Solovetsk, a great monastery on an island of the White Sea, bombarded by the British in 1854.
Solway Firth - in its upper part best regarded as the estuary of the river Esk, in its lower as an inlet of the Irish Sea - separates Cumberland from the south of Scotland. Its entire length, until lost off Balcarry Point in the Irish Sea, is 36 miles; its breadth for the upper 13 varies from 1 1/3 to 8 1/2 miles, but afterwards it gradually, although irregularly, increases to 22. The principal rivers flowing into it, besides the Esk, are the Annan, Nith, Dee, and Urr from the Scottish side, and the Eden and Derwent from the English. Its most striking feature is the 'bore,' which in spring-tides rushes in from 3 to 6 feet high, and at the rate of 8 to 10 miles an hour, occasionally inflicting serious damage on the shipping; while after it has retreated great stretches of the bed of the firth are left bare, and in some places one can even cross over from the English to the Scottish shore. The salmon-fisheries are valuable. Near Annan the Solway is spanned by a railway viaduct, 19(50 yards long, which, originally constructed in 1866-69 at a cost of £100,000, was almost destroyed by floating ice in January 1881, but was reopened to traffic in 1884. Scott paints the scenery of the Solway Firth in both Guy Mannering and Redgauntlet.

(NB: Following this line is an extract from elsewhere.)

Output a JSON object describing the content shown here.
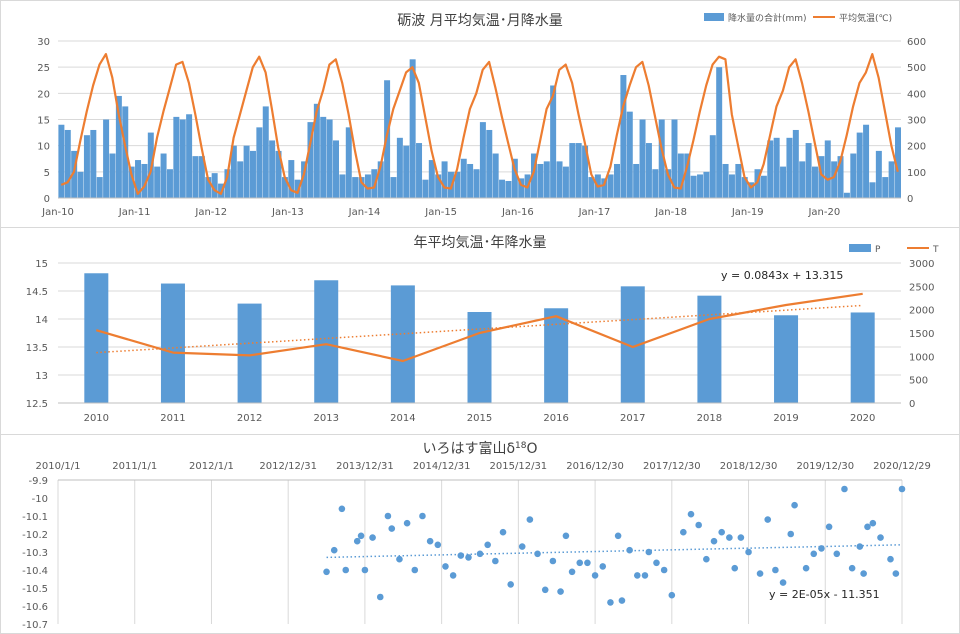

The Solway Moss is a district of Cumberland about 7 miles in circumference, lying west of Longtown, and immediately adjoining Scotland. As its name implies, it was once a bog, but is now drained and cultivated. Here, in November 1542, a Scottish host was routed by a handful of English borderers. In 1771 the boggy ground, swelling after heavy rains, burst like a torrent and destroyed some thirty small villages.